Devant un tulle qui masque à demi l’aire de jeu, révélant la silhouette d’un adolescent en anorak, apparaît le narrateur qui va raconter l’ascension et la débâcle de Gorge Mastomas, victime sacrificielle d’un système  où il est entré presque malgré lui. Julien Honoré prend en charge la longue partie narrative qui présente le héros, avant qu’elle ne soit interrompue par des scènes jouées par les comédiens. Il s’efforce de la rendre vivante, par moult clins d’œil au public. On a droit jusqu’aux circonstances de la conception de Gorge, à la vitesse d’un spermatozoïde, par une chaude et douce nuit de juillet 1972. Puis à son enfance sans problèmes et à une adolescence plus difficile marquée par de petits incidents où il se révèle bon camarade, et amant timide, plutôt victime de son honnêteté et de son esprit de justice. Par bonté ou par lâcheté ? s’interroge le récitant.

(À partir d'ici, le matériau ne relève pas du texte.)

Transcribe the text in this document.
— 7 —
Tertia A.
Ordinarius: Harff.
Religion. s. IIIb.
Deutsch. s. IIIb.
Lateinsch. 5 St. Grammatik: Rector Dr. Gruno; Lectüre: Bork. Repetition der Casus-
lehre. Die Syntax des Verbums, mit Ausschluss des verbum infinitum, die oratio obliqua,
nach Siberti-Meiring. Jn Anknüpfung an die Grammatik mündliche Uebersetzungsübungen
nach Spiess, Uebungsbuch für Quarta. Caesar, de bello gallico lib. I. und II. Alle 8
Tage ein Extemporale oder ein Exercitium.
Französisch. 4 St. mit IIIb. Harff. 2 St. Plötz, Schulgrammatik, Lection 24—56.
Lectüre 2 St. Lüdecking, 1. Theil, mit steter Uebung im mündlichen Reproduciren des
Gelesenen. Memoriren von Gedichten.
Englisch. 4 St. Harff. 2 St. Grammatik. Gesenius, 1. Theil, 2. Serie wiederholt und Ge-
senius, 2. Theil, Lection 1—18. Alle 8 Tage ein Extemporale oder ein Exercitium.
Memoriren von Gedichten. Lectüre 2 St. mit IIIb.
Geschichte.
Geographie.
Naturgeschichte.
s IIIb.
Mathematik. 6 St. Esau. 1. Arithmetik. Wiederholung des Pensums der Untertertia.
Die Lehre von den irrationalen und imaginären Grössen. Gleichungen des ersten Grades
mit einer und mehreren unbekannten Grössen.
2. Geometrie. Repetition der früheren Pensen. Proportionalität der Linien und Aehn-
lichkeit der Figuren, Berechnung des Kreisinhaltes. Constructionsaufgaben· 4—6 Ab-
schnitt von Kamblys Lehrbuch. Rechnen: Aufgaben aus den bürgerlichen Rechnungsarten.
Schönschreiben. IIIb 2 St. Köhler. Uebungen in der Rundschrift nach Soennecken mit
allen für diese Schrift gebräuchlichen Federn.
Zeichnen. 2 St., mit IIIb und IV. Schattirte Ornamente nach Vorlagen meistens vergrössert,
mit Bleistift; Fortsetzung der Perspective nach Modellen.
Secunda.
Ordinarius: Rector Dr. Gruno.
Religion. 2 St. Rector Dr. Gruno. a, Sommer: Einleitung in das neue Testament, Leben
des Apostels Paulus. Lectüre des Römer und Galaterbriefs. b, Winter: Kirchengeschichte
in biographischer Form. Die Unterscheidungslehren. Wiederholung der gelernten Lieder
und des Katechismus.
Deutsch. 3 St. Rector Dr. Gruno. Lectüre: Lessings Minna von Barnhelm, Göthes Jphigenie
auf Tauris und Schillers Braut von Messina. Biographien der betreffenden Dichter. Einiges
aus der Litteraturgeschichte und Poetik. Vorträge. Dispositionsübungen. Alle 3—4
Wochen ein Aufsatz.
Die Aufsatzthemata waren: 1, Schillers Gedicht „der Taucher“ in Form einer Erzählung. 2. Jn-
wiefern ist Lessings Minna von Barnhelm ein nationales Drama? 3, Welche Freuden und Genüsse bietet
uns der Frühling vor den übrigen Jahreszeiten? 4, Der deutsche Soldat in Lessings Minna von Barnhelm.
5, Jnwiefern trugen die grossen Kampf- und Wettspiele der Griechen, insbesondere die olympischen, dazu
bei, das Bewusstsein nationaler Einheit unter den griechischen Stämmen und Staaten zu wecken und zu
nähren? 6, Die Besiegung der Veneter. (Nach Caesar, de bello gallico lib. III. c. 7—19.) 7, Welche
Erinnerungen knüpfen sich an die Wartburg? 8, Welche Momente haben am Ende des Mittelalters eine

Soudain, sa vie basculera et il va changer de bord. Comment ? Le rideau de tulle s’ouvre et la scène s’anime : A. (Gwenaelle David), jeune requin de la finance ne fera qu’une bouchée de M. (Marie-Armelle Deguy),  chef d’entreprise en déconfiture. Sous les yeux de Gorge qui en tire la leçon et qui va désormais appliquer les règles régissant la « société secrète » des puissants : cupidité, prédation, mensonge. Car «l’existence n’est pas gentille ». Le voilà au fait de sa puissance : il s’amuse avec son argent, avec les femmes… Mais ce géant aux pieds d’argile va bientôt, pour conquérir Louisa ( Bénédicte Cerutti), tomber dans son propre piège…

 La metteuse en scène s’empare avec gourmandise de cette dramaturgie qui mêle récit et scènes démonstratives. Les acteurs, tous excellents,  créent sans tomber dans la caricature, des personnages typés que Dennis Kelly a voulu complexes tout en évitant le psychologisme. Sébastien Eveno est un Gorg Mastromas touchant, fragile jusque dans sa vilenie. Pour cette comédie de mœurs, Pierre Nouvel a conçu une scénographie fonctionnelle et évolutive: dans une paroi de bois blanc, en fond de scène, sont emboîtés, comme dans un jeu de cubes, des meubles sobres que les comédiens extrairont selon les séquences.

 Malgré une partie narrative qui traîne en longueur, et dont Julien Honoré s’acquitte  au mieux, ce spectacle s’ouvre comme un livre d’images bien dessiné. Une vraie rigueur au service d’un écrivain de talent.

 

Mireille Davidovici

Théâtre du Rond-Point, 2 bis avenue Franklin D. Roosevelt Paris VIIIème T. 01 44 95 00, jusqu’au 14 mai.
www.theatredurondpoint.fr

La Passerelle de Saint-Brieuc (22) les 16 et 17 mai.

L’abattage rituel de Gorge Mastromas, traduction de Gérard Watkins, est publié chez L’Arche éditions.